Northeastern University dismissed 11 first-year students for violating social distancing rules, but held on to their tuition payments.
The Boston university dismissed the students after two staff members from their program caught them gathering at the Westin Hotel, which is being used as university housing during the pandemic, the school said on Friday. The Boston Globe reported the university will not return a $36,500 fee the students each pre-paid to take part in the semester-long N.U.in Program, an international study experience that now has a location in Boston due to COVID-19. However, the students will still be permitted to officially enroll as freshmen this January, the university told TIME.
“The students have been informed that they are no longer part of the Northeastern community for the fall semester. They have the right to contest their dismissal at an expedited hearing,” the university said in a statement.
The students were told Friday to vacate the hotel within 24 hours and to receive COVID-19 tests at the university, the school said. The university planned to move any of the students who tested positive into wellness housing to limit the virus’ spread.
“Cooperation and compliance with public health guidelines is absolutely essential,” said Madeleine Estabrook, senior vice chancellor for student affairs, said in a statement. “Those people who do not follow the guidelines—including wearing masks, avoiding parties and other gatherings, practicing healthy distancing, washing your hands and getting tested—are putting everyone else at risk.”
The university noted that students in the N.U.in program have repeatedly been warned to practice social distancing, stay out of crowds and wear masks around other people. Students were also asked to acknowledge reviewing the program’s handbook, which included a ban on “guests, visitors or additional occupants” in students’ rooms to contain the spread of COVID-19.
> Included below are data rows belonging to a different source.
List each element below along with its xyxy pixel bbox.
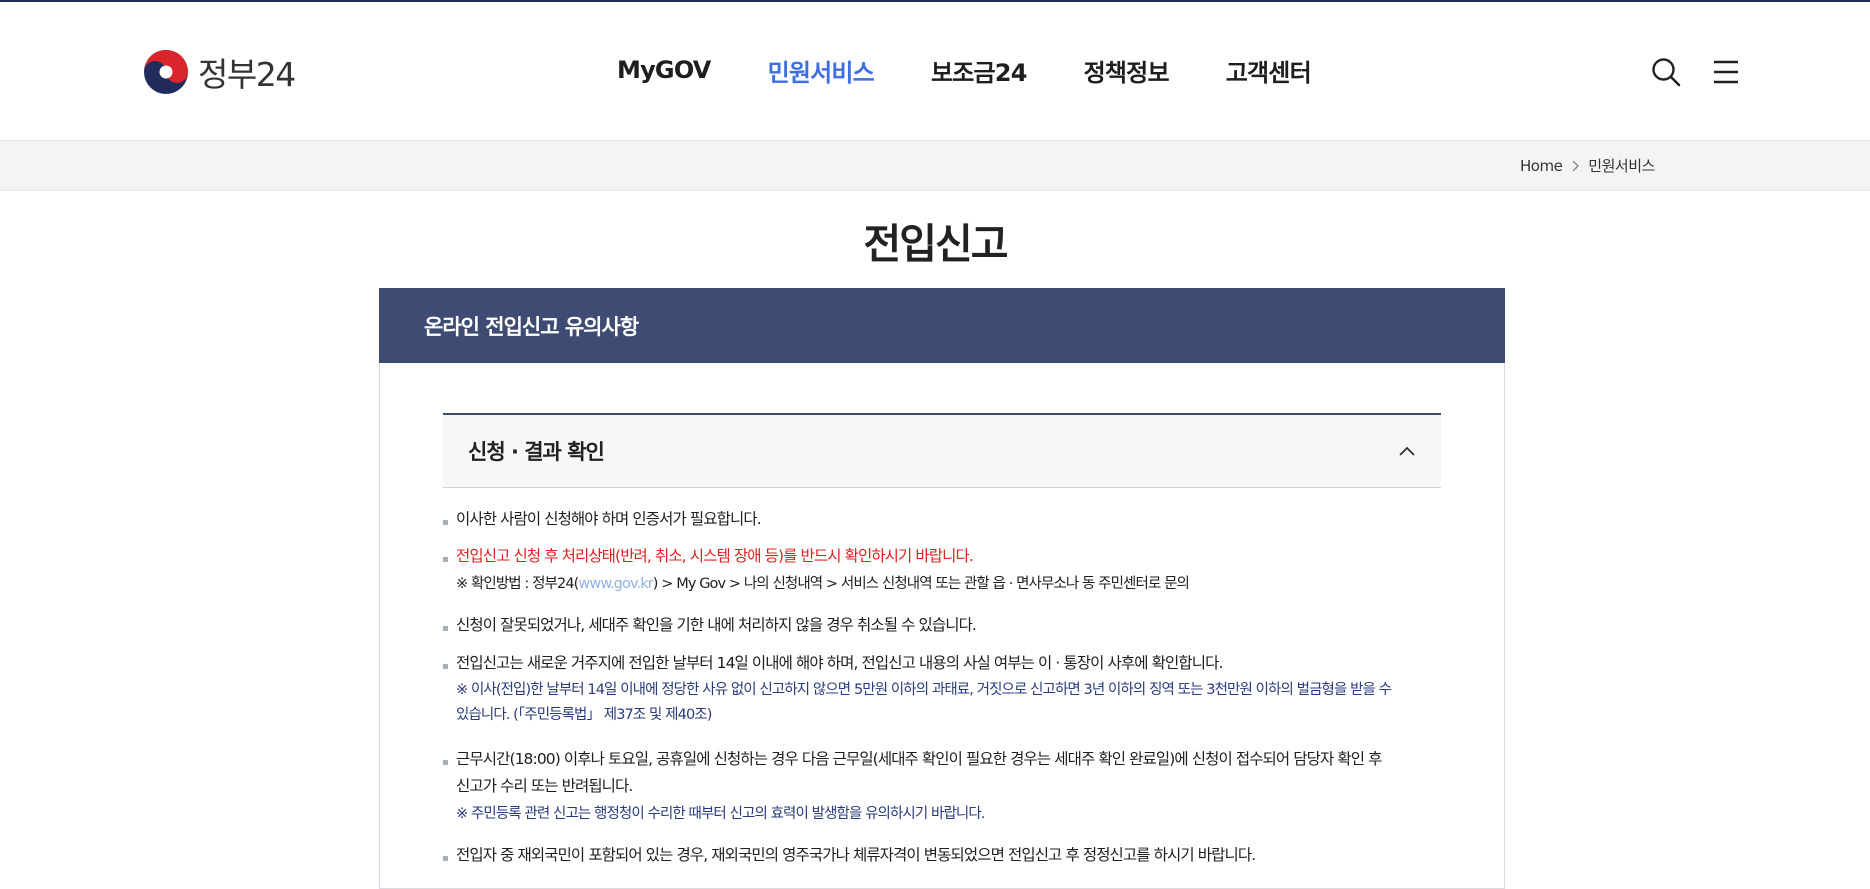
- breadcrumb: Home 민원서비스: [1520, 155, 1655, 176]
- nav-customer-center[interactable]: 고객센터: [1226, 53, 1312, 88]
- breadcrumb-home[interactable]: Home: [1520, 157, 1563, 175]
- item-note-line2: 있습니다. (「주민등록법」 제37조 및 제40조): [456, 707, 712, 723]
- bullet: [443, 856, 448, 861]
- gov-kr-link[interactable]: www.gov.kr: [578, 576, 653, 592]
- logo-text: 정부24: [198, 55, 296, 94]
- item-text: 전입신고는 새로운 거주지에 전입한 날부터 14일 이내에 해야 하며, 전입…: [456, 654, 1223, 672]
- taegeuk-logo-icon: [144, 50, 188, 94]
- search-icon[interactable]: [1650, 56, 1682, 88]
- bullet: [443, 626, 448, 631]
- item-text-warning: 전입신고 신청 후 처리상태(반려, 취소, 시스템 장애 등)를 반드시 확인…: [456, 547, 974, 565]
- page-title: 전입신고: [863, 220, 1009, 268]
- gov24-logo[interactable]: 정부24: [142, 47, 296, 97]
- item-note-line1: ※ 이사(전입)한 날부터 14일 이내에 정당한 사유 없이 신고하지 않으면…: [456, 682, 1392, 698]
- note-prefix: ※ 확인방법 : 정부24(: [456, 576, 579, 592]
- note-suffix: ) > My Gov > 나의 신청내역 > 서비스 신청내역 또는 관할 읍 …: [652, 576, 1190, 592]
- bullet: [443, 520, 448, 525]
- chevron-up-icon[interactable]: [1397, 441, 1417, 461]
- breadcrumb-current: 민원서비스: [1588, 157, 1655, 175]
- nav-policy-info[interactable]: 정책정보: [1084, 53, 1170, 88]
- item-text: 신청이 잘못되었거나, 세대주 확인을 기한 내에 처리하지 않을 경우 취소될…: [456, 616, 977, 634]
- item-note: ※ 확인방법 : 정부24(www.gov.kr) > My Gov > 나의 …: [456, 572, 1190, 597]
- notice-title: 온라인 전입신고 유의사항: [424, 315, 639, 339]
- nav-mygov[interactable]: MyGOV: [617, 56, 711, 84]
- item-note: ※ 주민등록 관련 신고는 행정청이 수리한 때부터 신고의 효력이 발생함을 …: [456, 806, 985, 822]
- breadcrumb-bar: Home 민원서비스: [0, 140, 1870, 191]
- main-nav: MyGOV 민원서비스 보조금24 정책정보 고객센터: [617, 50, 1368, 90]
- item-text: 이사한 사람이 신청해야 하며 인증서가 필요합니다.: [456, 510, 762, 528]
- chevron-right-icon: [1572, 160, 1580, 171]
- nav-subsidy24[interactable]: 보조금24: [931, 53, 1027, 88]
- site-header: 정부24 MyGOV 민원서비스 보조금24 정책정보 고객센터: [0, 2, 1870, 140]
- bullet: [443, 664, 448, 669]
- notice-panel: 온라인 전입신고 유의사항 신청 · 결과 확인 이사한 사람이 신청해야 하며…: [379, 288, 1505, 889]
- bullet: [443, 557, 448, 562]
- item-text: 전입자 중 재외국민이 포함되어 있는 경우, 재외국민의 영주국가나 체류자격…: [456, 846, 1256, 864]
- bullet: [443, 760, 448, 765]
- hamburger-menu-icon[interactable]: [1710, 56, 1742, 88]
- accordion-header-apply-result[interactable]: 신청 · 결과 확인: [443, 413, 1441, 488]
- item-text-line1: 근무시간(18:00) 이후나 토요일, 공휴일에 신청하는 경우 다음 근무일…: [456, 750, 1382, 768]
- nav-civil-service[interactable]: 민원서비스: [768, 53, 875, 88]
- accordion-title: 신청 · 결과 확인: [468, 440, 605, 464]
- notice-header: 온라인 전입신고 유의사항: [379, 288, 1505, 363]
- item-text-line2: 신고가 수리 또는 반려됩니다.: [456, 777, 633, 795]
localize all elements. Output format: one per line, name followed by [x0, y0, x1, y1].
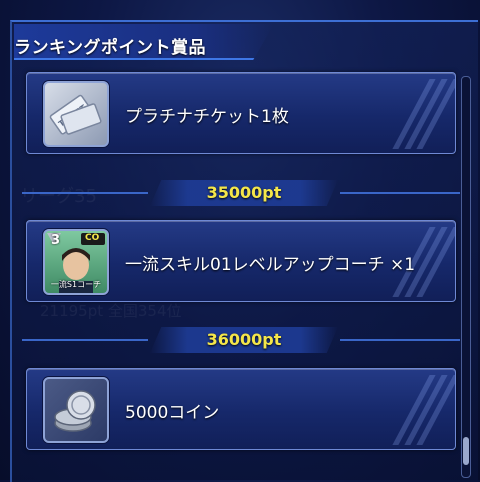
- card-type-badge: CO: [85, 233, 100, 243]
- card-decoration: [392, 79, 455, 149]
- reward-label: プラチナチケット1枚: [125, 107, 289, 127]
- points-label: 35000pt: [206, 183, 282, 202]
- points-threshold: 35000pt: [0, 178, 480, 210]
- platinum-ticket-icon: TICKET: [43, 81, 109, 147]
- reward-item-platinum-ticket[interactable]: TICKET プラチナチケット1枚: [26, 72, 456, 154]
- points-threshold: 36000pt: [0, 325, 480, 357]
- points-label: 36000pt: [206, 330, 282, 349]
- scroll-thumb[interactable]: [463, 437, 469, 465]
- card-decoration: [392, 375, 455, 445]
- reward-item-skill-coach[interactable]: 3 CO 一流S1コーチ 一流スキル01レベルアップコーチ ×1: [26, 220, 456, 302]
- reward-label: 一流スキル01レベルアップコーチ ×1: [125, 255, 416, 275]
- coach-card-icon: 3 CO 一流S1コーチ: [43, 229, 109, 295]
- scrollbar[interactable]: [461, 76, 471, 478]
- card-level-badge: 3: [51, 233, 61, 248]
- card-caption: 一流S1コーチ: [50, 280, 102, 289]
- reward-item-coins[interactable]: 5000コイン: [26, 368, 456, 450]
- reward-label: 5000コイン: [125, 403, 220, 423]
- page-title: ランキングポイント賞品: [14, 38, 206, 58]
- coin-stack-icon: [43, 377, 109, 443]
Estabrook addressed the rules in an Aug. 28 letter to students.
“Students who host an unsafe (no masks and without healthy distancing) gathering, social or party, either on or off-campus can expect suspension,” she wrote. “Students who attend an unsafe gathering, social or party, either on or off-campus, can expect suspension.”
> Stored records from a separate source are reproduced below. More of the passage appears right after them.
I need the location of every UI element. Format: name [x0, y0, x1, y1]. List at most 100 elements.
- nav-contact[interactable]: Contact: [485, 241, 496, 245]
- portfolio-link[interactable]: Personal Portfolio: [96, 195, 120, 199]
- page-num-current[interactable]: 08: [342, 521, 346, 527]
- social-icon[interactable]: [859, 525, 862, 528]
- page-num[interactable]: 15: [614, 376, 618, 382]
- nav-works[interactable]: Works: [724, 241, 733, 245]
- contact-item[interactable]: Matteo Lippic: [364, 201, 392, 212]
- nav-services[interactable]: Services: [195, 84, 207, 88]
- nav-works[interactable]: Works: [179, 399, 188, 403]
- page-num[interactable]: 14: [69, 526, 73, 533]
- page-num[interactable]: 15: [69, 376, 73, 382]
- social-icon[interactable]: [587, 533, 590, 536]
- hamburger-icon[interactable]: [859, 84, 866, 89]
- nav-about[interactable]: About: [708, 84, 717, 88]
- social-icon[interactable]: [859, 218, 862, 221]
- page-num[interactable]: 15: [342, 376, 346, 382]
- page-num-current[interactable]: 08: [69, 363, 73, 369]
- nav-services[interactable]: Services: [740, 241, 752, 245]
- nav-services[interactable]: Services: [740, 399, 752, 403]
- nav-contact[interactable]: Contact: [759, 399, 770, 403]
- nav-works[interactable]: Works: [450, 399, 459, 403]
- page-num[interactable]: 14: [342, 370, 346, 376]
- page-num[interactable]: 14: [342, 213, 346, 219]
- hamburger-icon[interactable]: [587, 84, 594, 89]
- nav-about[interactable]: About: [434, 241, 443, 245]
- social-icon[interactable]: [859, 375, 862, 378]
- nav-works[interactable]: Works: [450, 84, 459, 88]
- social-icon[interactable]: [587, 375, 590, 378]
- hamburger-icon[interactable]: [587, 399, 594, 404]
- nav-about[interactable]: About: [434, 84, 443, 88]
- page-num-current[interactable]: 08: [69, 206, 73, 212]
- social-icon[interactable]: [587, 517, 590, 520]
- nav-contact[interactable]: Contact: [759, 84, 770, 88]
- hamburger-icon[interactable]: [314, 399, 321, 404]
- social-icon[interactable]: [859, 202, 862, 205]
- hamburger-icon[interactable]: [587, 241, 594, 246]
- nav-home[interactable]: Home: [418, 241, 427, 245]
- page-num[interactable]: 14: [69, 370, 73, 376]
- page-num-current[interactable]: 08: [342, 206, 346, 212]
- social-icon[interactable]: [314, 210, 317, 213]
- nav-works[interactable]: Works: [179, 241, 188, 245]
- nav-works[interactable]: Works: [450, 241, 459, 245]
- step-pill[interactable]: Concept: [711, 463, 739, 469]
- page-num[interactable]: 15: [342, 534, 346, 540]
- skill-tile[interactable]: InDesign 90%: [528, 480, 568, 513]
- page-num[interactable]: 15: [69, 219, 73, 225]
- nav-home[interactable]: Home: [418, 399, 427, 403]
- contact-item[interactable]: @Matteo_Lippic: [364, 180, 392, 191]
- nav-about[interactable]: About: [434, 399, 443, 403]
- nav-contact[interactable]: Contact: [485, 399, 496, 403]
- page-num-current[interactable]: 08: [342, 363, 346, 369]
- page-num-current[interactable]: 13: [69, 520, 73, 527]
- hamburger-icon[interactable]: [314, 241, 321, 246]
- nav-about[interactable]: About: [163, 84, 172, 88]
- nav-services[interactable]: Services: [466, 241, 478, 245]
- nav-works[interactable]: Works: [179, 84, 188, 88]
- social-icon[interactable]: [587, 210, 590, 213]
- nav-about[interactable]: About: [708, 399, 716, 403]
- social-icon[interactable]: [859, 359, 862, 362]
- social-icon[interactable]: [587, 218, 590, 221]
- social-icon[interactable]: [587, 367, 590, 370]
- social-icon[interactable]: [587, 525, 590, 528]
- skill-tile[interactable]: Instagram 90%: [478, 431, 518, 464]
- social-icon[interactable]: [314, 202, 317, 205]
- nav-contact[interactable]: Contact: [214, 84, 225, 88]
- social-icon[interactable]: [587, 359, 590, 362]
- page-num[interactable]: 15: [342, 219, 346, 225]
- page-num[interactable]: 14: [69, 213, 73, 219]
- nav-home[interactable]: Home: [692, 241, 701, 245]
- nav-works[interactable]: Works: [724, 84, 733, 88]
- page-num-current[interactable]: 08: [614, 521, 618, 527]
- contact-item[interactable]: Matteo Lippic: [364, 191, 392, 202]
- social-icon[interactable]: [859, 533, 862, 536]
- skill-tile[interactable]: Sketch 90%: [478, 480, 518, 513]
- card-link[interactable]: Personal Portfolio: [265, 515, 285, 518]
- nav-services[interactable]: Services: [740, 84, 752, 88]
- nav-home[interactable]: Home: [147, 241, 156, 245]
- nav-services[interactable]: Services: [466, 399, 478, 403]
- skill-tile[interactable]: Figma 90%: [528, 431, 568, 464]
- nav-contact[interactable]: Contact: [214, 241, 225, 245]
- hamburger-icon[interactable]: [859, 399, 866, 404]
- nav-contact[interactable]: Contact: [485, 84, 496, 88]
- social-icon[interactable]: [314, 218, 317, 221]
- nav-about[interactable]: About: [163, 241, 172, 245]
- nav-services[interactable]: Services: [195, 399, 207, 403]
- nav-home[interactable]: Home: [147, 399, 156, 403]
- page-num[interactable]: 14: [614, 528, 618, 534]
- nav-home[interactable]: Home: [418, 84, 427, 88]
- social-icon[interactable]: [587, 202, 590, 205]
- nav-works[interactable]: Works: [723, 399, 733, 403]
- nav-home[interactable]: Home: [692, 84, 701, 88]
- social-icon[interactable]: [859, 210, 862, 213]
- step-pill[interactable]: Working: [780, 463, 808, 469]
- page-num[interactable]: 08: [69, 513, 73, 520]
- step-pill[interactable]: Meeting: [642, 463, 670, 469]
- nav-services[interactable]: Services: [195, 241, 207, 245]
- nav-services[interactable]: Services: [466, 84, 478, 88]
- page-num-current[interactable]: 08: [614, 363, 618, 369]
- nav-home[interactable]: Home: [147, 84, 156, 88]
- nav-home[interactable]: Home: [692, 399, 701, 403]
In recent weeks, professors and public health experts have raised concerns about whether colleges and universities can be opened safely for in-person classes given the level of community spread in the United States. Across the country, thousands of college students at schools like the University of Alabama have tested positive for the virus. While some reports have faulted students for partying and otherwise failing to social distance, others have argued that universities are at fault for choosing to reopen and then blaming outbreaks on young students.